FIG. 6 is a diagram showing the amount of organic substances on a wafer surface when wafers before and after gate oxidation are stored in an N ₂ substitution box and a subcase.

[Explanation of symbols]

DESCRIPTION OF SYMBOLS 1 Container main body 2 Lid 3 Organic gas removal filter and particle removal filter 4 Mesh structure 5 Mesh structure

Claims (7)

[Claims] 1. A storage box for a semiconductor substrate, comprising a combination of a container body and a lid, wherein the container body stores the semiconductor substrate, and the lid covers the container body.

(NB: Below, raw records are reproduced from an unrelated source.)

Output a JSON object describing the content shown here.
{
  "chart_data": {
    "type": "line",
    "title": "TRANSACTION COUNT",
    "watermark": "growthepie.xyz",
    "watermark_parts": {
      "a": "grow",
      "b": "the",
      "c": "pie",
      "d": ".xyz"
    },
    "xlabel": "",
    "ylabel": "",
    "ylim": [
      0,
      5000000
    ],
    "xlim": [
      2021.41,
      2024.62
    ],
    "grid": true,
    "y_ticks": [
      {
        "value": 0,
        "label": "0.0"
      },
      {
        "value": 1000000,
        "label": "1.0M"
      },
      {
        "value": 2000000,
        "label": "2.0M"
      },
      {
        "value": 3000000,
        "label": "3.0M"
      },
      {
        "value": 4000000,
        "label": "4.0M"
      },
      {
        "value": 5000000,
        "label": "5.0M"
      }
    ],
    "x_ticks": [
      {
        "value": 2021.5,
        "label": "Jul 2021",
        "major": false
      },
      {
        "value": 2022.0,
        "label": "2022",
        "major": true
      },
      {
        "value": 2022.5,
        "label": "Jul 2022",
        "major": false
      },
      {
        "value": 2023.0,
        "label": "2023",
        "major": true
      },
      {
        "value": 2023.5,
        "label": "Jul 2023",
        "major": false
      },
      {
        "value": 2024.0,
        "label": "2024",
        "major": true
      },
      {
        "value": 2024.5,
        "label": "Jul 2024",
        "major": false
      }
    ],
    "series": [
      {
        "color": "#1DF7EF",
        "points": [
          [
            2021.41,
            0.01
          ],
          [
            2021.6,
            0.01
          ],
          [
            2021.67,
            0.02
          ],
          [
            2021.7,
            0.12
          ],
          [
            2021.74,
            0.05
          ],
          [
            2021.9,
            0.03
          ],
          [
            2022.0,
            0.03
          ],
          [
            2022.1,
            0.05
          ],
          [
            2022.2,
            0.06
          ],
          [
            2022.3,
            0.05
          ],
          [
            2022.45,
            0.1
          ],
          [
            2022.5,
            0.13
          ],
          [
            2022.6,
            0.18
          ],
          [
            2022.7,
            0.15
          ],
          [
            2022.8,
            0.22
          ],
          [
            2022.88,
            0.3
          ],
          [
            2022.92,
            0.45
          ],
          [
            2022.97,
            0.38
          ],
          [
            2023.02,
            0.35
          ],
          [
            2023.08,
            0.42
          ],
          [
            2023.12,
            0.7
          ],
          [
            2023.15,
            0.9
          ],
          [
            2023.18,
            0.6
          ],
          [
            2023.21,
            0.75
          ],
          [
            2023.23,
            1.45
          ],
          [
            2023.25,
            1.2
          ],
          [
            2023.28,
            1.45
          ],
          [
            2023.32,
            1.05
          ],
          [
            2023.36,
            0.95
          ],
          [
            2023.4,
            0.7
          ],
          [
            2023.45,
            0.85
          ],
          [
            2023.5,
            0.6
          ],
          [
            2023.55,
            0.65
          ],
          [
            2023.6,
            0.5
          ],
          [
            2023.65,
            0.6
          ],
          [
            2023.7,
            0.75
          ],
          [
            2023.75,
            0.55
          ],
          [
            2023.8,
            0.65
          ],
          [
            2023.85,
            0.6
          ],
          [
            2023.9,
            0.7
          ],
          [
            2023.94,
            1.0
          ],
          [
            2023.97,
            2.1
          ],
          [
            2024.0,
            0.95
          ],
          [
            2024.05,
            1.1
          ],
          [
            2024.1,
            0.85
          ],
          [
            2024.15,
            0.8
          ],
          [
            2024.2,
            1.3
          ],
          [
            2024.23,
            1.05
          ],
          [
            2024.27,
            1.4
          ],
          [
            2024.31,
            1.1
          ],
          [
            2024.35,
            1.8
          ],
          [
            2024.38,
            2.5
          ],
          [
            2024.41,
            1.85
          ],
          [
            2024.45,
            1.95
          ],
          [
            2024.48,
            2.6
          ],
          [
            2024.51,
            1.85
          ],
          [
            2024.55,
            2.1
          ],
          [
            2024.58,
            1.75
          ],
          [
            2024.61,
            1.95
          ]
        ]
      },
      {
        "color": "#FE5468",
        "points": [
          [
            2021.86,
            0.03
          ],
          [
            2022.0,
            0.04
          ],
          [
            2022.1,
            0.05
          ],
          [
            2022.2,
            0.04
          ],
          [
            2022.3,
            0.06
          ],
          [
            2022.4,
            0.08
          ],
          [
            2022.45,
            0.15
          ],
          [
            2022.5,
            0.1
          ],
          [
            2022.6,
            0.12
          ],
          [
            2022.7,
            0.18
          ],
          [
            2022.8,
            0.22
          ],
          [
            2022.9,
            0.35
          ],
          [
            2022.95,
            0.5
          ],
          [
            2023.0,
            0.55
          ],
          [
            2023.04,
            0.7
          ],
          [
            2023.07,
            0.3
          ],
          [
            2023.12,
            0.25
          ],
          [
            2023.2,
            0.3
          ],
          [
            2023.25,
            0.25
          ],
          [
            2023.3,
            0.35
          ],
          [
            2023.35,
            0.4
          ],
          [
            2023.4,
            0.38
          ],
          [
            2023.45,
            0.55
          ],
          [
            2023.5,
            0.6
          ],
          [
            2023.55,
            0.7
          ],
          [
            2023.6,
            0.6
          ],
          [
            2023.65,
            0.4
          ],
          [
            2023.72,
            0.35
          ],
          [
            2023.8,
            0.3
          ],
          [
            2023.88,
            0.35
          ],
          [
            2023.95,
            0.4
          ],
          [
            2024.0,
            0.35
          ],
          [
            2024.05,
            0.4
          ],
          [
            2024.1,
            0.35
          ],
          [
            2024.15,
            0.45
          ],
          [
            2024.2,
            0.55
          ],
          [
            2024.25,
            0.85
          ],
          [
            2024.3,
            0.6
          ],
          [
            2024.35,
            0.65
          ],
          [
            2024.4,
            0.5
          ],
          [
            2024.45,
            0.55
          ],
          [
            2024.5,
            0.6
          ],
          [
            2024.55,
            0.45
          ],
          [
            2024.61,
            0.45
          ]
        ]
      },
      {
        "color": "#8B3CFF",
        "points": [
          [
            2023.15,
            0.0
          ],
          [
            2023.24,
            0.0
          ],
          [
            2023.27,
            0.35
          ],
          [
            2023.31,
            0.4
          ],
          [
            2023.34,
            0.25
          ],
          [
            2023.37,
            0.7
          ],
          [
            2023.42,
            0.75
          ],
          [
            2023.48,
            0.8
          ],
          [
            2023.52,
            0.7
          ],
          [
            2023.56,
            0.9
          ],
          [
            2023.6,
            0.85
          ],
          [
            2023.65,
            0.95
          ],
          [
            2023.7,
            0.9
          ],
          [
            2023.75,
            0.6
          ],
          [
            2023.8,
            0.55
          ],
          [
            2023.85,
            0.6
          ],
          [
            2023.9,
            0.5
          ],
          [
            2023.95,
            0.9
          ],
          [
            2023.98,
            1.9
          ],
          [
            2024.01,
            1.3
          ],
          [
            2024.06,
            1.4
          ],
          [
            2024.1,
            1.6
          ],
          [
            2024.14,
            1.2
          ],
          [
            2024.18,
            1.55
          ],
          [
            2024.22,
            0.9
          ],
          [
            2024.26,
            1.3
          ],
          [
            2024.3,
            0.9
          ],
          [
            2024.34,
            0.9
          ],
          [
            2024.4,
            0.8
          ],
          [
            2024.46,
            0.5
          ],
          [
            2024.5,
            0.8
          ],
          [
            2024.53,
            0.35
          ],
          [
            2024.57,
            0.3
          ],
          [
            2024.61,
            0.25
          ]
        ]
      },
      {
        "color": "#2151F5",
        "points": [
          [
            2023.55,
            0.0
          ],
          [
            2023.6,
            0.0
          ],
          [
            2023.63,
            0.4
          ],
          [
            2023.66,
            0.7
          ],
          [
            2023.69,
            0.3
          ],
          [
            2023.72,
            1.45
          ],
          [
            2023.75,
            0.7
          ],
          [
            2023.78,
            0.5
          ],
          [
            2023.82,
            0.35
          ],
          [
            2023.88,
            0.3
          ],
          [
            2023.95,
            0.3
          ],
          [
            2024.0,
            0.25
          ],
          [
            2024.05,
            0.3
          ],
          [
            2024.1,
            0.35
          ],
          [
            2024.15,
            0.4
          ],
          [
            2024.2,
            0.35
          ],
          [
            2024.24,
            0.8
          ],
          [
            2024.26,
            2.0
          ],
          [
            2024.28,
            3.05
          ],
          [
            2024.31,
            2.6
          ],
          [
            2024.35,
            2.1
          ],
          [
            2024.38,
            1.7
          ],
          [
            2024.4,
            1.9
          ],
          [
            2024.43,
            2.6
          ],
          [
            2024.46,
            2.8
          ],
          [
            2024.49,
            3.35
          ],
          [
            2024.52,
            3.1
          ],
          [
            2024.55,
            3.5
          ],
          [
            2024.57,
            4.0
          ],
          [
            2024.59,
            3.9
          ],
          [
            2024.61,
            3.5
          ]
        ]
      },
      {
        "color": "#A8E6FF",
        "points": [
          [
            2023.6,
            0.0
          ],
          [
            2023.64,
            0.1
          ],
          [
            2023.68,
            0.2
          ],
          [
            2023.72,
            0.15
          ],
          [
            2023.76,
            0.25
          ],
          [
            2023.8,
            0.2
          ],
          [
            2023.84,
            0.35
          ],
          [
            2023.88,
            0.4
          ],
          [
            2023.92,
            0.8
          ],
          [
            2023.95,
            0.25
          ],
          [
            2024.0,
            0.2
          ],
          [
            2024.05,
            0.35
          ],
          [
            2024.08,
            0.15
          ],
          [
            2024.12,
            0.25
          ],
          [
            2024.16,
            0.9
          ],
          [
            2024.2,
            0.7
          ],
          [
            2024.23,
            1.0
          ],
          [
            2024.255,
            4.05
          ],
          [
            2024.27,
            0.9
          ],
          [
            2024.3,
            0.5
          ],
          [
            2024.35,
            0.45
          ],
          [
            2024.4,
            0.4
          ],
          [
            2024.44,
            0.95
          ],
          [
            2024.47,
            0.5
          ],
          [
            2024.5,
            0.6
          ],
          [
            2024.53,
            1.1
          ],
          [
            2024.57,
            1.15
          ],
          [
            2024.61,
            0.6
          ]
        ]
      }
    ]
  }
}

A semiconductor substrate storage box having an integral structure equipped with a filter for removing organic gas and a filter for removing particles. 2. The storage box for semiconductor substrates according to claim 1, wherein said container body is made of a metal-free synthetic resin that hardly releases an organic gas. 3. The metal-free synthetic resin which hardly releases an organic gas includes PC (polycarbonate) and PEEK.
(PE), one of PTEF (pertetrafluoroethylene) and PFA (perfluoroalkoxy), or a mixture thereof.
A storage box for a semiconductor substrate according to claim 1. 4. The semiconductor substrate according to claim 1, wherein the filter for removing organic gas and the filter for removing particles of the lid are wrapped with a material that hardly emits organic gas. Storage box. 5. The container body and the lid have a self-cleaning function which has a ventilation structure, utilizes circulation of air in a crane room atmosphere, and avoids adsorption of organic gas to the surface of the semiconductor substrate. The storage box for a semiconductor substrate according to claim 1, 2, or 3, wherein: 6. The storage box for a semiconductor substrate according to claim 4, wherein the container body and the lid have air permeability by a mesh structure. 7. The semiconductor substrate storage box according to claim 4, wherein the container body has a mesh structure on a bottom side.